As far as using a guitar amp with it, I have three solid state amps, which all have fx return 1/4" jacks.
Two older Fenders, from the CBS / Paul Rivera era when he was still with Fender, before they did the big changeover, and a Marshall valvestate, all 1x12's. If I wanted to go stereo, I would use any given two of those amps. With the mixer / PA, same thing, two XLR's to the board.
THEN, in January of this year, I threw down and bought a DT25, followed very shortly after with a JTV.
Using a DT25 is a very different approach to how patches need to be constructed, and adding the JTV furthur altered my thinking. For example, my other main guitar is a HSS USA strat, and the power in my apartment (upstairs apartment in an old 1890's two flat chicago house) is horrible, and always induced nasty hum and noise - so every patch I built used a noise gate first in the chain, on always.

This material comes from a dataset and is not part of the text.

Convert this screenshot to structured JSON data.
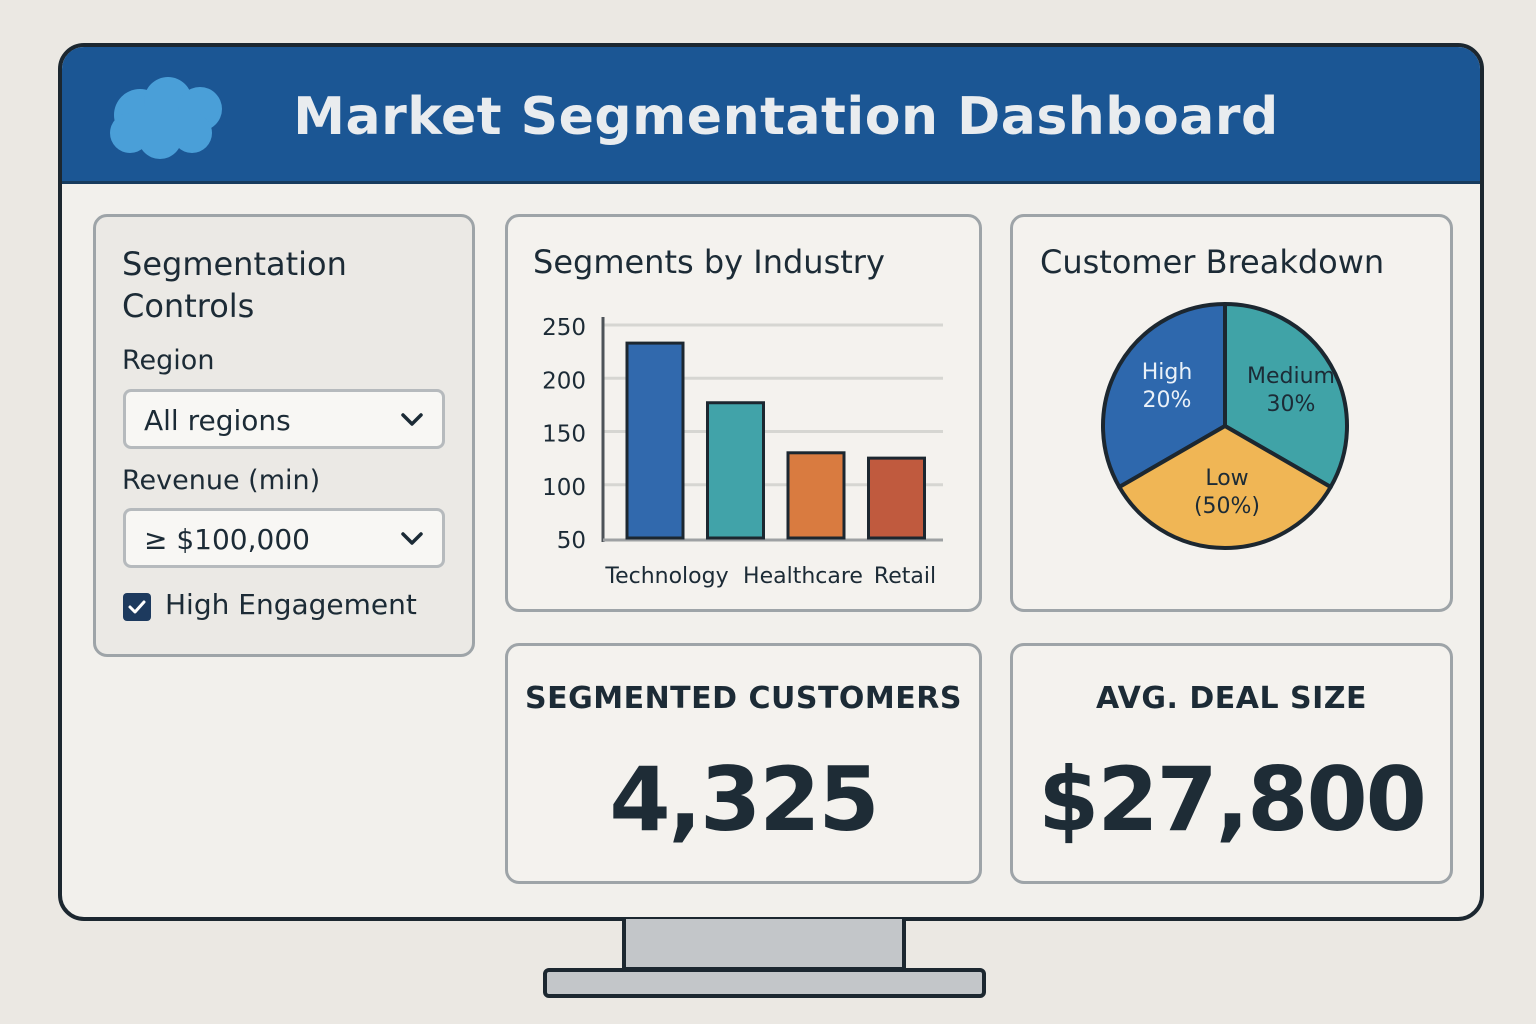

With the JTV going VDI to the HD500, and the HD going L6Link to the DT, it all changed.
Now, I use the "pre" models for all my patches, don't even attempt to run stereo, and use the XLR off the back of the DT25 for the mixer / PA feed, and for recording.
I sort of miss the simplicity of running the studio/direct mode, so for you - for starters, you may want to get your hands on a keyboard amp, or a guitar amp with an fx return, or a powered PA / monitor type speaker with XLR or 1/4" ins. Use the same patches you have built using headphones, make sure the HD is in 'studio/direct', and see what you think of what you hear through actual air as compared to what you are used to hearing in headphones.
It will be different, though it should be close.
The reason I say that, is something like a PA speaker, or a keyboard amp will be 'full range / flat response', so it's not trying to 'shape' your tone the way the front 1/4" jack on a regular guitar amp will do.
In terms of the DT, big investment of $$. The DT25 is a $1,000 amp, and if you want to do dual amps or stereo signals using the L6link, you need two of them. The DT50 just goes up from there in price, same for the head and cab combos. BUT, they are really the most amazing means of letting your amp and your HD tallk to each other.
I prefer to think about the DT amps as "Bogner". The analog tube amp part of the DT is all Bogner; the digital interface, and the Link system is Line6. When your HD changes to a Marshall plexi model, the DT changes itself in the analog / tube / poweramp stages to emulate what a Marshall would be, and if you switch to a Fender, it changes actual relays, switches, and analog components, on the fly.
I am still working with creating new patches, because none of my old patches were set up right to properly utilize what the DT is going to do to your tone.
As it is, with no DT - the HD is going to model the preamp, and the poweramp and the cabinet and the microphone, in order to emulate an amp, a speaker, a room, and a mic. That's the studio/direct.
When you L6link to a DT, it changes the output mode to "combo/poweramp" or "stack/poweramp". This just removes the mic modelling. When you build the patch using the "pre" models, you then also remove the power amp modelling that the HD would normally do, and the DT then does *actual* poweramp changes.
If you can get your hands on a regular guitar amp, with an FX return, try a patch in studio direct, then with the same patch, change the output mode to "combo/poweramp" or "stack/poweramp", but keep the "full" (regular) amp model choice, not the PRE. This just removes the 'room' and 'mic' modelling, which will give you a sound that will work great in the amp, but you would then have to actually mic the amp to send a proper signal to the mixer, recording, etc.
I often would dial up a tone in studio direct, then switch to poweramp/combo in order to 'tweak' the sound of what that amp would be like with no mic. Then when I like it, I switch back to studio/direct, and start tweaking the mic choices, and the mic settings to best represent what I think that amp model should sound like, if it was in a real room with a real mic.
Sorry for the extended rambling response! Most important: HAVE FUN!